I have 2 dataframes - call them df1
and df2
.
The first looks like:
df1
Name G ID Type Source Year
Washington WTG1 Normal Lin 2002
Washington 1 Normal Lin 2001
Washington 4 Normal BOX
Eddie GT2 Normal Lin
Mann 1 New BOX 2018
Mann 2 Normal BOX
Mann SI-01 Old Lin 2017
Mann GGh Old Lin
.
.
The second looks like:
df2
Name Unit ID Year
Washington WTG-1 2002
Washington 1 2001
Washington 4 2003
Eddie GT02 2010
Mann 1 2018
Mann 2 2001
Mann SI1 2017
Mann JO 2000
.
.
As you can see df1
has some of the Year
values that df2
has but it's random as to when it has it or not.

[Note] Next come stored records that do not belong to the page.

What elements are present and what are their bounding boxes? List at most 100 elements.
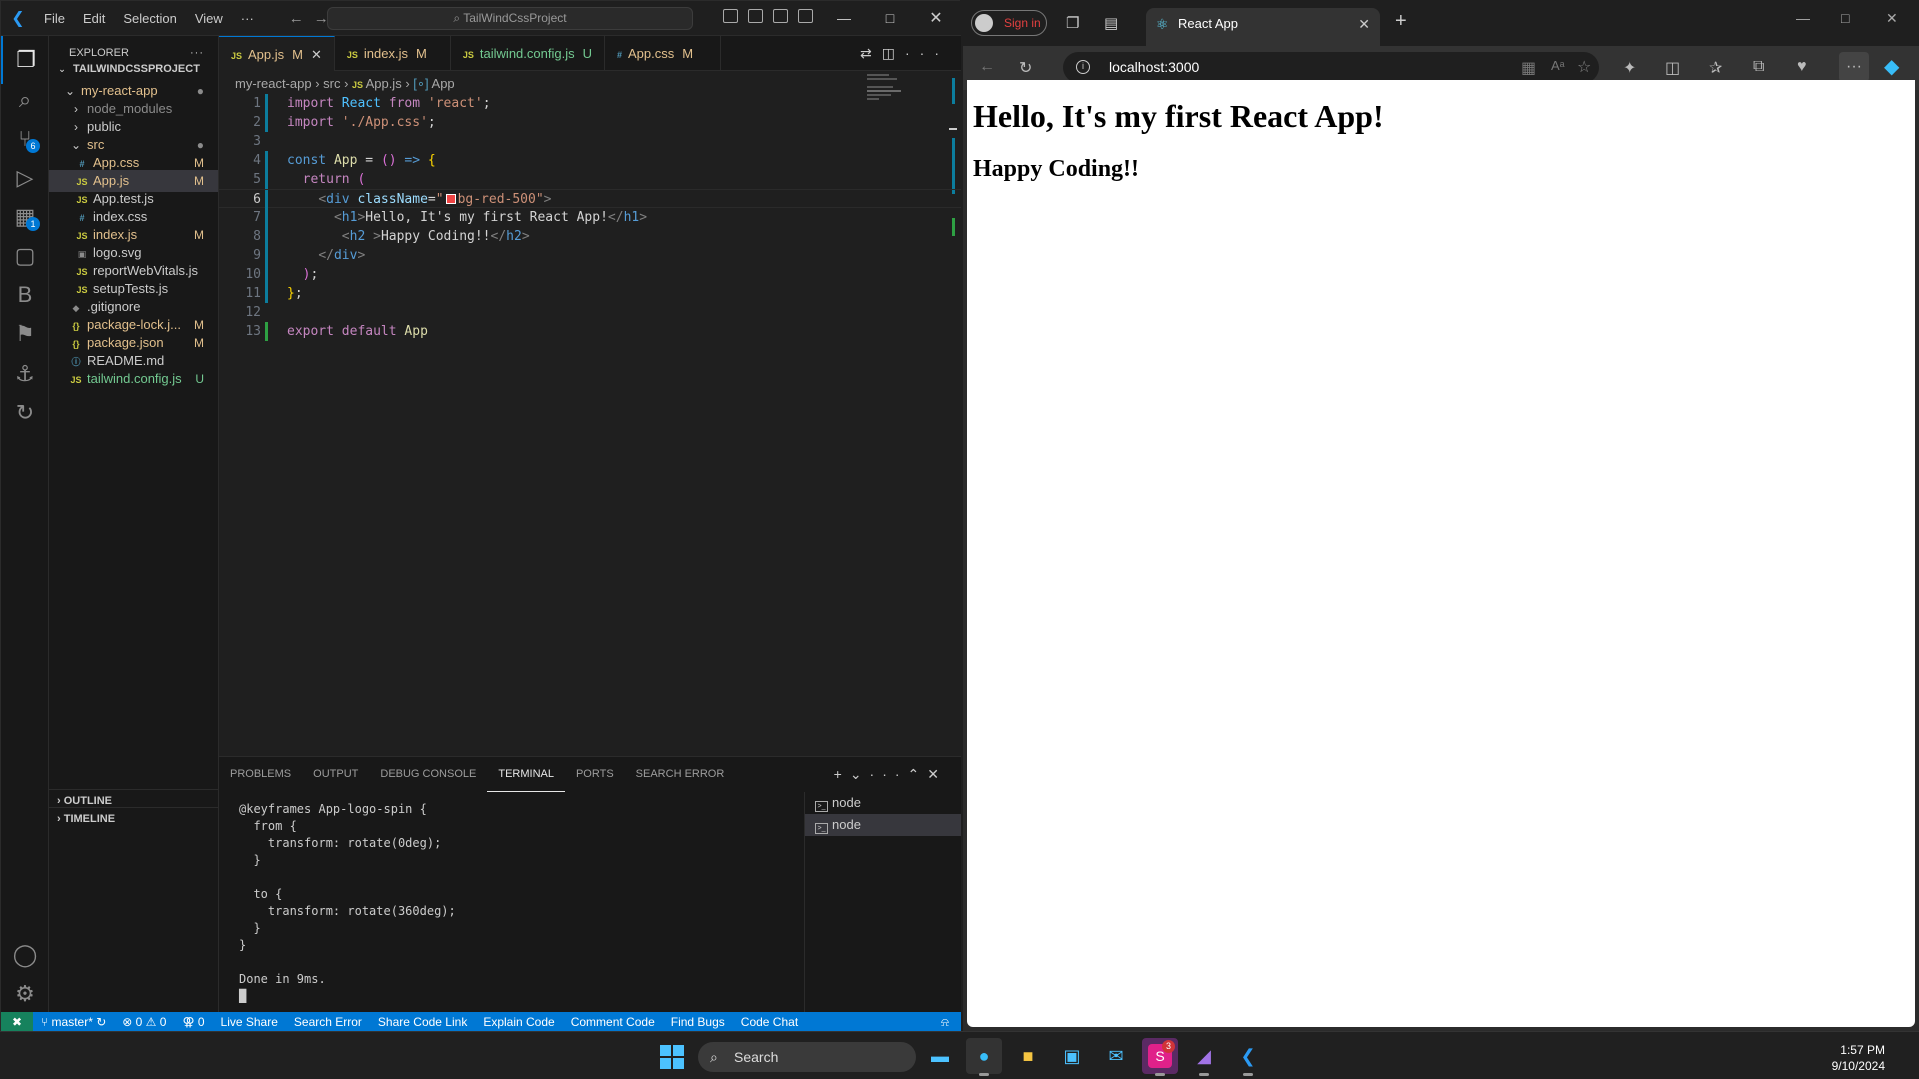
terminal-list: >_ node >_ node bbox=[804, 792, 961, 1013]
app-available-icon[interactable]: ▦ bbox=[1521, 58, 1536, 78]
panel-actions[interactable]: +⌄···⌃✕ bbox=[834, 757, 947, 792]
project-root[interactable]: ⌄ TAILWINDCSSPROJECT bbox=[49, 58, 218, 80]
gear-icon[interactable]: ⚙ bbox=[1, 970, 49, 1018]
menu-view[interactable]: View bbox=[186, 11, 232, 26]
status-comment-code[interactable]: Comment Code bbox=[563, 1012, 663, 1032]
settings-more-icon[interactable]: ··· bbox=[1839, 52, 1869, 82]
file-type-icon: JS bbox=[70, 375, 82, 385]
editor-tab[interactable]: # App.css M bbox=[605, 36, 721, 71]
menu-file[interactable]: File bbox=[35, 11, 74, 26]
status-code-chat[interactable]: Code Chat bbox=[733, 1012, 806, 1032]
notifications-icon[interactable]: ⍾ bbox=[933, 1012, 961, 1032]
breadcrumb-item[interactable]: src bbox=[323, 76, 340, 91]
slack-app-icon[interactable]: S 3 bbox=[1142, 1038, 1178, 1076]
copilot-icon[interactable]: ◆ bbox=[1884, 54, 1899, 79]
panel-tab-terminal[interactable]: TERMINAL bbox=[487, 757, 565, 792]
system-clock[interactable]: 1:57 PM 9/10/2024 bbox=[1832, 1042, 1885, 1074]
editor-tab[interactable]: JS tailwind.config.js U bbox=[451, 36, 605, 71]
file-explorer-icon[interactable]: ■ bbox=[1010, 1038, 1046, 1074]
toggle-primary-sidebar-icon[interactable] bbox=[723, 9, 738, 23]
tab-label: App.css bbox=[627, 46, 675, 61]
start-button[interactable] bbox=[660, 1045, 684, 1069]
visual-studio-icon[interactable]: ◢ bbox=[1186, 1038, 1222, 1076]
minimize-icon[interactable]: — bbox=[1796, 10, 1810, 26]
status-share-code-link[interactable]: Share Code Link bbox=[370, 1012, 475, 1032]
status-find-bugs[interactable]: Find Bugs bbox=[663, 1012, 733, 1032]
mail-app-icon[interactable]: ✉ bbox=[1098, 1038, 1134, 1074]
minimize-icon[interactable]: — bbox=[821, 1, 867, 36]
back-icon[interactable]: ← bbox=[979, 58, 995, 76]
address-bar[interactable]: i localhost:3000 ▦ Aᵃ ☆ bbox=[1063, 52, 1599, 83]
tree-item[interactable]: JS tailwind.config.js U bbox=[49, 368, 218, 390]
collections-icon[interactable]: ⧉ bbox=[1753, 58, 1764, 76]
code-line: 3 bbox=[219, 132, 961, 151]
edge-app-icon[interactable]: ● bbox=[966, 1038, 1002, 1076]
panel-tab-problems[interactable]: PROBLEMS bbox=[219, 757, 302, 792]
toggle-secondary-sidebar-icon[interactable] bbox=[773, 9, 788, 23]
breadcrumb-item[interactable]: App bbox=[432, 76, 455, 91]
ports-status[interactable]: ⚢ 0 bbox=[174, 1012, 212, 1032]
taskbar-search[interactable]: ⌕ Search bbox=[698, 1042, 916, 1072]
panel-tab-search-error[interactable]: SEARCH ERROR bbox=[625, 757, 736, 792]
menu-bar: File Edit Selection View ··· bbox=[35, 11, 263, 26]
terminal-instance[interactable]: >_ node bbox=[805, 814, 961, 836]
site-info-icon[interactable]: i bbox=[1076, 60, 1090, 74]
panel-tab-ports[interactable]: PORTS bbox=[565, 757, 625, 792]
browser-titlebar: Sign in ❐ ▤ ⚛ React App ✕ + — □ ✕ bbox=[963, 0, 1919, 46]
browser-tab-react-app[interactable]: ⚛ React App ✕ bbox=[1146, 8, 1380, 46]
page-heading: Hello, It's my first React App! bbox=[973, 98, 1384, 134]
tree-item-label: public bbox=[87, 119, 121, 134]
remote-icon[interactable]: ✖ bbox=[1, 1012, 33, 1032]
profile-button[interactable]: Sign in bbox=[971, 10, 1047, 36]
problems-status[interactable]: ⊗ 0 ⚠ 0 bbox=[114, 1012, 174, 1032]
file-type-icon: JS bbox=[231, 51, 243, 61]
panel-tab-output[interactable]: OUTPUT bbox=[302, 757, 369, 792]
tree-item-label: my-react-app bbox=[81, 83, 158, 98]
code-text: return ( bbox=[302, 172, 366, 187]
timeline-section[interactable]: › TIMELINE bbox=[49, 807, 218, 829]
extensions-icon[interactable]: ✦ bbox=[1623, 58, 1636, 78]
workspaces-icon[interactable]: ❐ bbox=[1066, 14, 1079, 32]
toggle-panel-icon[interactable] bbox=[748, 9, 763, 23]
customize-layout-icon[interactable] bbox=[798, 9, 813, 23]
vscode-app-icon[interactable]: ❮ bbox=[1230, 1038, 1266, 1076]
close-tab-icon[interactable]: ✕ bbox=[311, 47, 322, 62]
favorite-star-icon[interactable]: ☆ bbox=[1577, 57, 1591, 77]
status-explain-code[interactable]: Explain Code bbox=[475, 1012, 562, 1032]
maximize-icon[interactable]: □ bbox=[867, 1, 913, 36]
maximize-icon[interactable]: □ bbox=[1841, 10, 1849, 26]
split-screen-icon[interactable]: ◫ bbox=[1665, 58, 1680, 78]
branch-status[interactable]: ⑂ master* ↻ bbox=[33, 1012, 114, 1032]
favorites-icon[interactable]: ✰ bbox=[1709, 58, 1722, 78]
refresh-icon[interactable]: ↻ bbox=[1019, 58, 1032, 78]
panel-tab-debug-console[interactable]: DEBUG CONSOLE bbox=[369, 757, 487, 792]
tab-actions-icon[interactable]: ▤ bbox=[1104, 14, 1118, 32]
editor-tab[interactable]: JS index.js M bbox=[335, 36, 451, 71]
new-tab-icon[interactable]: + bbox=[1395, 10, 1407, 33]
menu-more[interactable]: ··· bbox=[232, 11, 263, 26]
menu-edit[interactable]: Edit bbox=[74, 11, 114, 26]
breadcrumb-item[interactable]: App.js bbox=[366, 76, 402, 91]
command-center-search[interactable]: ⌕ TailWindCssProject bbox=[327, 7, 693, 30]
read-aloud-icon[interactable]: Aᵃ bbox=[1551, 58, 1565, 73]
terminal-line: } bbox=[239, 921, 261, 935]
editor-tab[interactable]: JS App.js M ✕ bbox=[219, 36, 335, 71]
code-editor[interactable]: 1 import React from 'react'; 2 import './Ap… bbox=[219, 94, 961, 341]
close-window-icon[interactable]: ✕ bbox=[1886, 10, 1898, 27]
desktop-app-icon[interactable]: ▬ bbox=[922, 1038, 958, 1074]
close-window-icon[interactable]: ✕ bbox=[913, 1, 959, 36]
breadcrumb-item[interactable]: my-react-app bbox=[235, 76, 312, 91]
status-search-error[interactable]: Search Error bbox=[286, 1012, 370, 1032]
line-number: 10 bbox=[245, 267, 261, 282]
live-share-activity-icon[interactable]: ↻ bbox=[1, 389, 49, 437]
status-live-share[interactable]: Live Share bbox=[213, 1012, 286, 1032]
menu-selection[interactable]: Selection bbox=[114, 11, 185, 26]
terminal-output[interactable]: @keyframes App-logo-spin { from { transf… bbox=[239, 801, 799, 1005]
close-tab-icon[interactable]: ✕ bbox=[1358, 8, 1370, 40]
browser-essentials-icon[interactable]: ♥ bbox=[1797, 58, 1807, 76]
editor-actions[interactable]: ⇄◫··· bbox=[860, 36, 949, 71]
terminal-instance[interactable]: >_ node bbox=[805, 792, 961, 814]
terminal-icon: >_ bbox=[815, 823, 828, 834]
store-app-icon[interactable]: ▣ bbox=[1054, 1038, 1090, 1074]
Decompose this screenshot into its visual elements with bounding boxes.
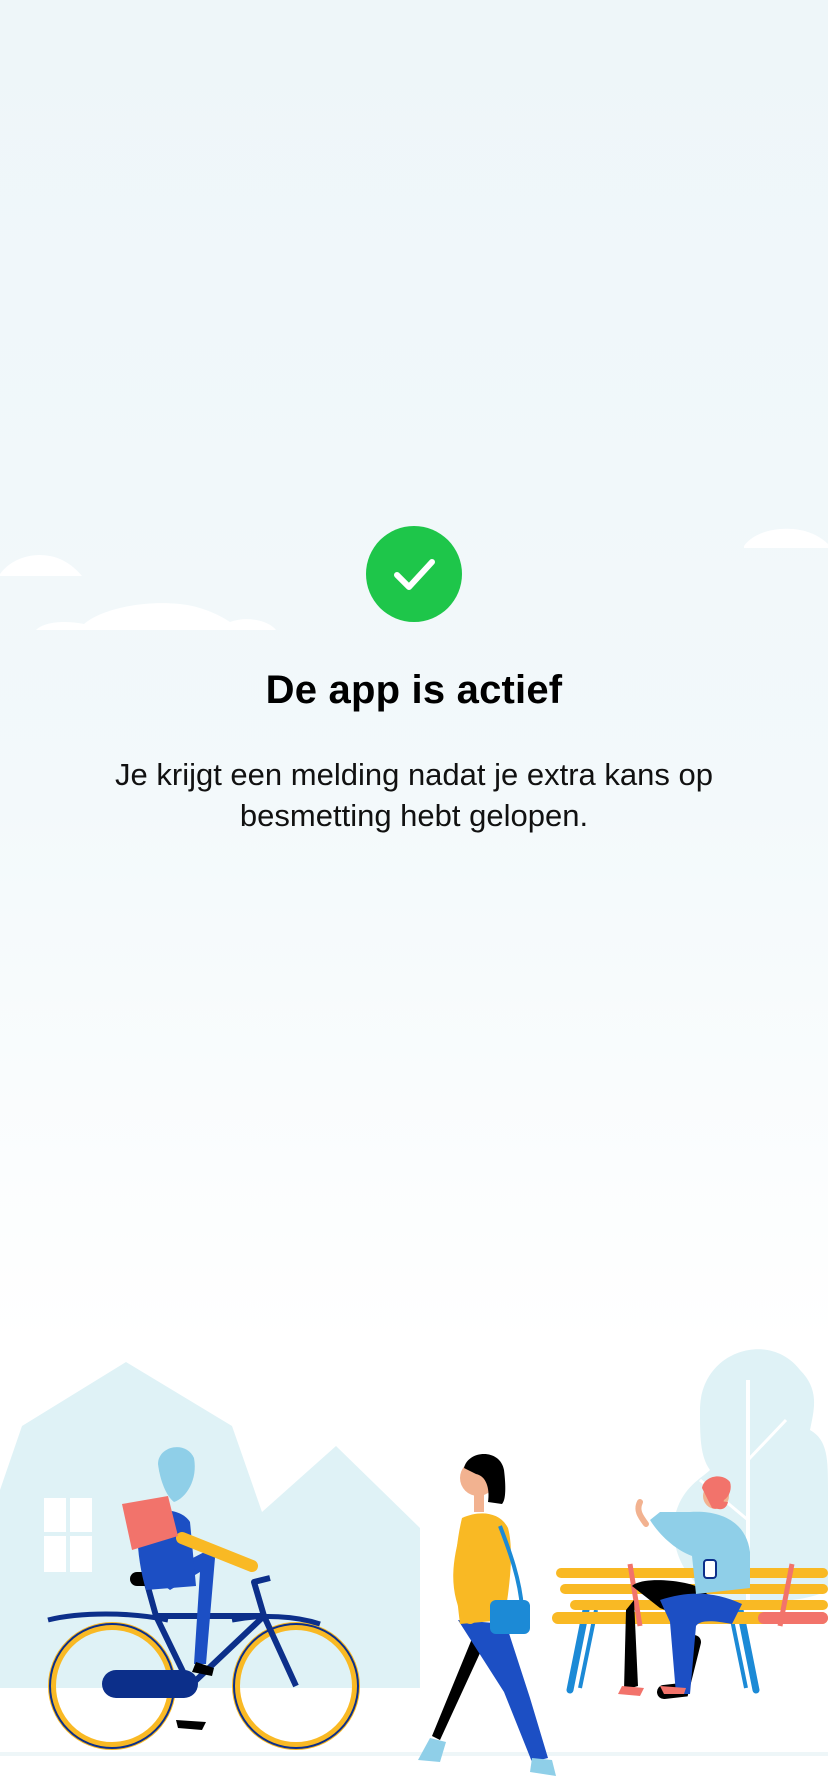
cloud-left	[0, 554, 82, 576]
app-status-screen: De app is actief Je krijgt een melding n…	[0, 0, 828, 1792]
status-active-badge	[366, 526, 462, 622]
checkmark-icon	[394, 559, 435, 590]
status-title: De app is actief	[265, 668, 563, 712]
status-description: Je krijgt een melding nadat je extra kan…	[115, 757, 713, 833]
cloud-left-lower	[36, 603, 276, 630]
cloud-right	[744, 528, 828, 548]
walking-woman	[418, 1454, 556, 1776]
city-scene-illustration	[0, 1349, 828, 1776]
house-left	[0, 1362, 420, 1688]
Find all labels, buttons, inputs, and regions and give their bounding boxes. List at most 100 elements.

Also, some values like GGh
in Mann
of df2
has no match at all that's obvious.
The G ID
and Unit ID
are what I'm most interested in merging with. I need a way to make some conditions after merging on the Years (those are pretty accurate) where the ID
values can be used to merge.
The condition would be something like Levenshtein Distance:
if i in df1['G ID']
does not match j in df2['Unit ID']
-> Calculate LD
-> if distance is close enough
then join
I know this is very pseudo code but I'm not sure how to proceed. Is there a way to do this?